I told him the story of the 3 Little Pigs. He loved that story, especially the part where the big bad wolf said, “Little pigs, little pigs come out!” And then the little pigs said “Nooooooooohhh, we’re not gonna come out.”
But alas I had to get going or I wasn’t going to make it to work until noon.” I put him in the bouncy seat and got dressed.
By the time I got to the sitter’s house, he was sleepy. I waited at the door after ringing the doorbell and looked at him in his car seat. He was wearing a pale yellow onesy with a beach scene on the chest … sand and a striped umbrella, a palm tree and a beach ball. I didn’t put shorts or pants on him that day. Just white socks.
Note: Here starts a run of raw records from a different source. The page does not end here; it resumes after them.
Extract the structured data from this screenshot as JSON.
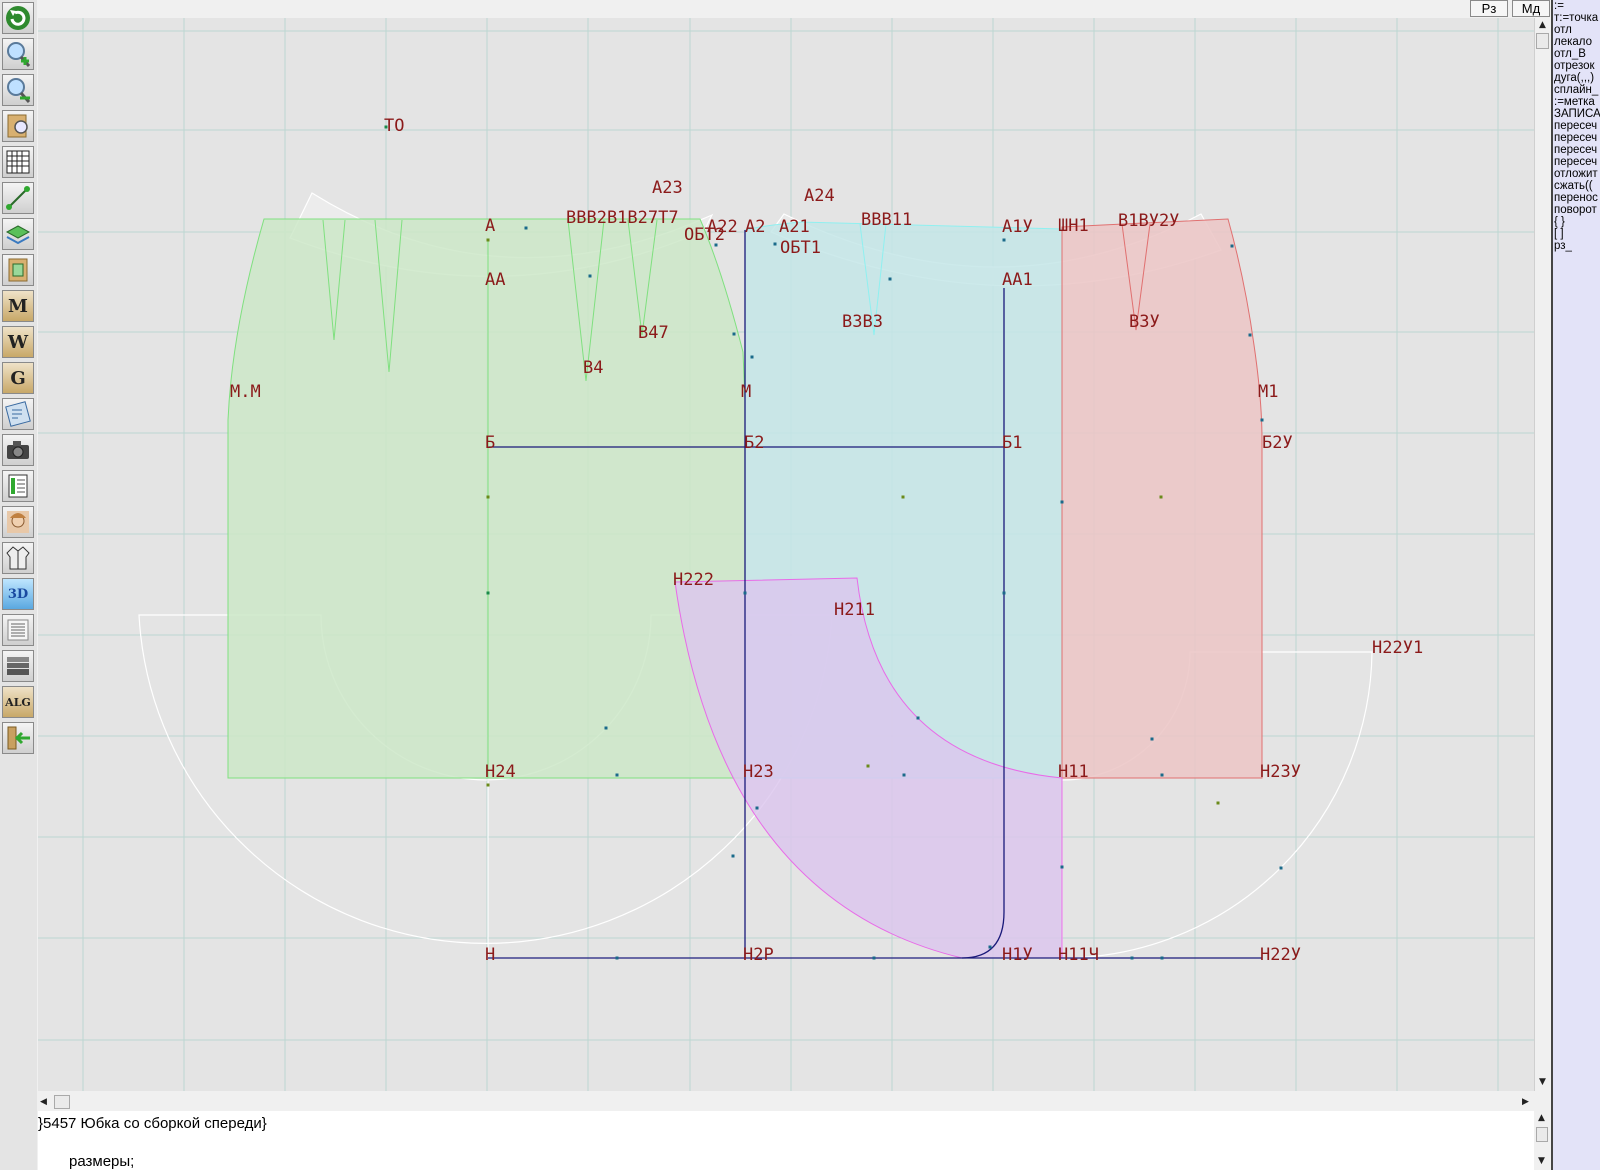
{
  "app": {
    "top_buttons": [
      "Рз",
      "Мд"
    ],
    "toolbar": [
      {
        "name": "refresh-icon"
      },
      {
        "name": "zoom-in-icon"
      },
      {
        "name": "zoom-out-icon"
      },
      {
        "name": "pattern-view-icon"
      },
      {
        "name": "grid-icon"
      },
      {
        "name": "line-tool-icon"
      },
      {
        "name": "layer-icon"
      },
      {
        "name": "pattern-piece-icon"
      },
      {
        "name": "measurements-m-icon",
        "letter": "M"
      },
      {
        "name": "compass-w-icon",
        "letter": "W"
      },
      {
        "name": "curve-g-icon",
        "letter": "G"
      },
      {
        "name": "layout-icon"
      },
      {
        "name": "camera-icon"
      },
      {
        "name": "spreadsheet-icon"
      },
      {
        "name": "portrait-icon"
      },
      {
        "name": "jacket-icon"
      },
      {
        "name": "view-3d-icon",
        "letter": "3D"
      },
      {
        "name": "document-icon"
      },
      {
        "name": "books-icon"
      },
      {
        "name": "algorithm-icon",
        "letter": "ALG"
      },
      {
        "name": "exit-icon"
      }
    ]
  },
  "drawing": {
    "point_labels": [
      {
        "text": "ТО"
      },
      {
        "text": "А23"
      },
      {
        "text": "А24"
      },
      {
        "text": "А"
      },
      {
        "text": "ВВВ2В1В27Т7"
      },
      {
        "text": "А22"
      },
      {
        "text": "А2"
      },
      {
        "text": "А21"
      },
      {
        "text": "ВВВ11"
      },
      {
        "text": "А1У"
      },
      {
        "text": "ШН1"
      },
      {
        "text": "В1ВУ2У"
      },
      {
        "text": "ОБТ2"
      },
      {
        "text": "ОБТ1"
      },
      {
        "text": "АА"
      },
      {
        "text": "АА1"
      },
      {
        "text": "В47"
      },
      {
        "text": "В3В3"
      },
      {
        "text": "В3У"
      },
      {
        "text": "В4"
      },
      {
        "text": "М.М"
      },
      {
        "text": "М"
      },
      {
        "text": "М1"
      },
      {
        "text": "Б"
      },
      {
        "text": "Б2"
      },
      {
        "text": "Б1"
      },
      {
        "text": "Б2У"
      },
      {
        "text": "Н222"
      },
      {
        "text": "Н211"
      },
      {
        "text": "Н22У1"
      },
      {
        "text": "Н24"
      },
      {
        "text": "Н23"
      },
      {
        "text": "Н11"
      },
      {
        "text": "Н23У"
      },
      {
        "text": "Н"
      },
      {
        "text": "Н2Р"
      },
      {
        "text": "Н1У"
      },
      {
        "text": "Н11Ч"
      },
      {
        "text": "Н22У"
      }
    ]
  },
  "right_panel": {
    "lines": [
      ":=",
      "т:=точка",
      "отл",
      "лекало",
      "отл_В",
      "отрезок",
      "дуга(,,,)",
      "сплайн_",
      ":=метка",
      "ЗАПИСА",
      "пересеч",
      "пересеч",
      "пересеч",
      "пересеч",
      "отложит",
      "сжать((",
      "перенос",
      "поворот",
      "{ }",
      "[ ]",
      "рз_"
    ]
  },
  "script_editor": {
    "line1": "}5457 Юбка со сборкой спереди}",
    "line2": "размеры;"
  },
  "colors": {
    "canvas_bg": "#e4e4e4",
    "grid": "#bcd6d2",
    "front_piece": "#cde8c8",
    "back_piece": "#c6e6e8",
    "side_piece": "#ecc8c8",
    "flounce_piece": "#e2c6ec",
    "label_color": "#8b1a1a",
    "construction_line": "#1a1a7a"
  }
}
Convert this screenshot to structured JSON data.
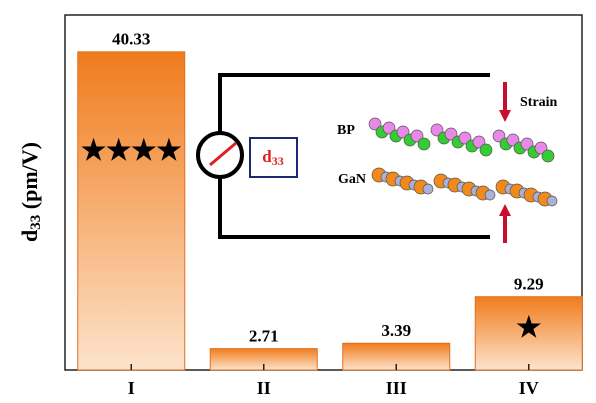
{
  "chart_data": {
    "type": "bar",
    "ylabel_parts": {
      "base": "d",
      "sub": "33",
      "rest": " (pm/V)"
    },
    "categories": [
      "I",
      "II",
      "III",
      "IV"
    ],
    "values": [
      40.33,
      2.71,
      3.39,
      9.29
    ],
    "bar_marks": [
      "★★★★",
      null,
      null,
      "★"
    ],
    "color_top": "#f07c1c",
    "color_bottom": "#fde3cc",
    "ylim": [
      0,
      45
    ],
    "inset": {
      "meter_base": "d",
      "meter_sub": "33",
      "material_top": "BP",
      "material_bottom": "GaN",
      "strain": "Strain"
    }
  }
}
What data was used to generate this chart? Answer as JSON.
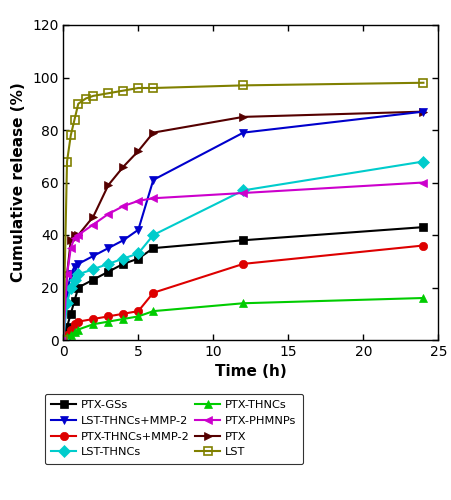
{
  "title": "",
  "xlabel": "Time (h)",
  "ylabel": "Cumulative release (%)",
  "xlim": [
    0,
    25
  ],
  "ylim": [
    0,
    120
  ],
  "xticks": [
    0,
    5,
    10,
    15,
    20,
    25
  ],
  "yticks": [
    0,
    20,
    40,
    60,
    80,
    100,
    120
  ],
  "series": [
    {
      "label": "PTX-GSs",
      "color": "#000000",
      "marker": "s",
      "marker_filled": true,
      "x": [
        0,
        0.25,
        0.5,
        0.75,
        1,
        2,
        3,
        4,
        5,
        6,
        12,
        24
      ],
      "y": [
        0,
        5,
        10,
        15,
        20,
        23,
        26,
        29,
        31,
        35,
        38,
        43
      ]
    },
    {
      "label": "PTX-THNCs+MMP-2",
      "color": "#dd0000",
      "marker": "o",
      "marker_filled": true,
      "x": [
        0,
        0.25,
        0.5,
        0.75,
        1,
        2,
        3,
        4,
        5,
        6,
        12,
        24
      ],
      "y": [
        0,
        2,
        4,
        6,
        7,
        8,
        9,
        10,
        11,
        18,
        29,
        36
      ]
    },
    {
      "label": "PTX-THNCs",
      "color": "#00cc00",
      "marker": "^",
      "marker_filled": true,
      "x": [
        0,
        0.25,
        0.5,
        0.75,
        1,
        2,
        3,
        4,
        5,
        6,
        12,
        24
      ],
      "y": [
        0,
        1,
        2,
        3,
        4,
        6,
        7,
        8,
        9,
        11,
        14,
        16
      ]
    },
    {
      "label": "PTX",
      "color": "#550000",
      "marker": ">",
      "marker_filled": true,
      "x": [
        0,
        0.25,
        0.5,
        0.75,
        1,
        2,
        3,
        4,
        5,
        6,
        12,
        24
      ],
      "y": [
        0,
        25,
        38,
        40,
        40,
        47,
        59,
        66,
        72,
        79,
        85,
        87
      ]
    },
    {
      "label": "LST-THNCs+MMP-2",
      "color": "#0000cc",
      "marker": "v",
      "marker_filled": true,
      "x": [
        0,
        0.25,
        0.5,
        0.75,
        1,
        2,
        3,
        4,
        5,
        6,
        12,
        24
      ],
      "y": [
        0,
        18,
        25,
        28,
        29,
        32,
        35,
        38,
        42,
        61,
        79,
        87
      ]
    },
    {
      "label": "LST-THNCs",
      "color": "#00cccc",
      "marker": "D",
      "marker_filled": true,
      "x": [
        0,
        0.25,
        0.5,
        0.75,
        1,
        2,
        3,
        4,
        5,
        6,
        12,
        24
      ],
      "y": [
        0,
        14,
        20,
        23,
        25,
        27,
        29,
        31,
        33,
        40,
        57,
        68
      ]
    },
    {
      "label": "PTX-PHMNPs",
      "color": "#cc00cc",
      "marker": "<",
      "marker_filled": true,
      "x": [
        0,
        0.25,
        0.5,
        0.75,
        1,
        2,
        3,
        4,
        5,
        6,
        12,
        24
      ],
      "y": [
        0,
        25,
        35,
        39,
        40,
        44,
        48,
        51,
        53,
        54,
        56,
        60
      ]
    },
    {
      "label": "LST",
      "color": "#808000",
      "marker": "s",
      "marker_filled": false,
      "x": [
        0,
        0.25,
        0.5,
        0.75,
        1,
        1.5,
        2,
        3,
        4,
        5,
        6,
        12,
        24
      ],
      "y": [
        0,
        68,
        78,
        84,
        90,
        92,
        93,
        94,
        95,
        96,
        96,
        97,
        98
      ]
    }
  ],
  "legend_order": [
    0,
    4,
    1,
    5,
    2,
    6,
    3,
    7
  ],
  "figsize": [
    4.52,
    5.0
  ],
  "dpi": 100
}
I didn’t take him out of his car seat before leaving the sitter’s house. I could see he might fall asleep if I didn’t disturb him. Later, I wished I had taken him out, held him one last time, told him I loved him.
Most of all, I wondered if things would have been different if I had gotten him out of the car seat and made him want to be awake and play a while rather than go down for a nap and never wake up again.
I also wondered if he might have lived if I had not put socks on his feet. It was early June. It was probably too hot for socks. Overheating (I learned after the fact) is a factor in Sudden Infant Death Syndrome.
Why on earth did I put socks on him??? Another one of the endless Why’s and What if’s.
I learned from reading about infant/child loss that all parents feel guilty about their child’s death. The guilt is natural because we think we “should” have known something was wrong or we should have done something differently … it was our job to take care of our child and we didn’t do it. Thus no matter the circumstances, we feel guilty.
I also learned 98% of the time, the parent of course, had no way of knowing anything was amiss nor the ability to change their behavior in any way that would alter the outcome.
And in the 2% of cases where the parent maybe did do something that may have been a factor, in 99.9% of those cases, the parent was not AWARE of doing harm nor doing anything INTENTIONALLY to cause harm. They may have been uneducated or under-informed on certain topic (as I was about SIDS) but they did not do anything on purpose to cause harm. And therefore the guilt is unfounded.
Even though I intellectually know I did not cause Jackson’s death or do anything wrong per se, I regret the socks to this day. What I feel isn’t guilt, but it’s not 100% acceptance either.
The mantra I’ve chosen is, “I did the best I could with the information and resources I had at the time.” I found this mantra very helpful any time the guilt would try to creep back in.
I hope you’ll embrace this concept so you can let go of any guilt you may be grappling with or holding on to. You did not do anything to intentionally hurt your child and you could not have done anything differently to prevent what happened. You did the best you could with the information and resources you had. And a crystal ball wasn’t one of them.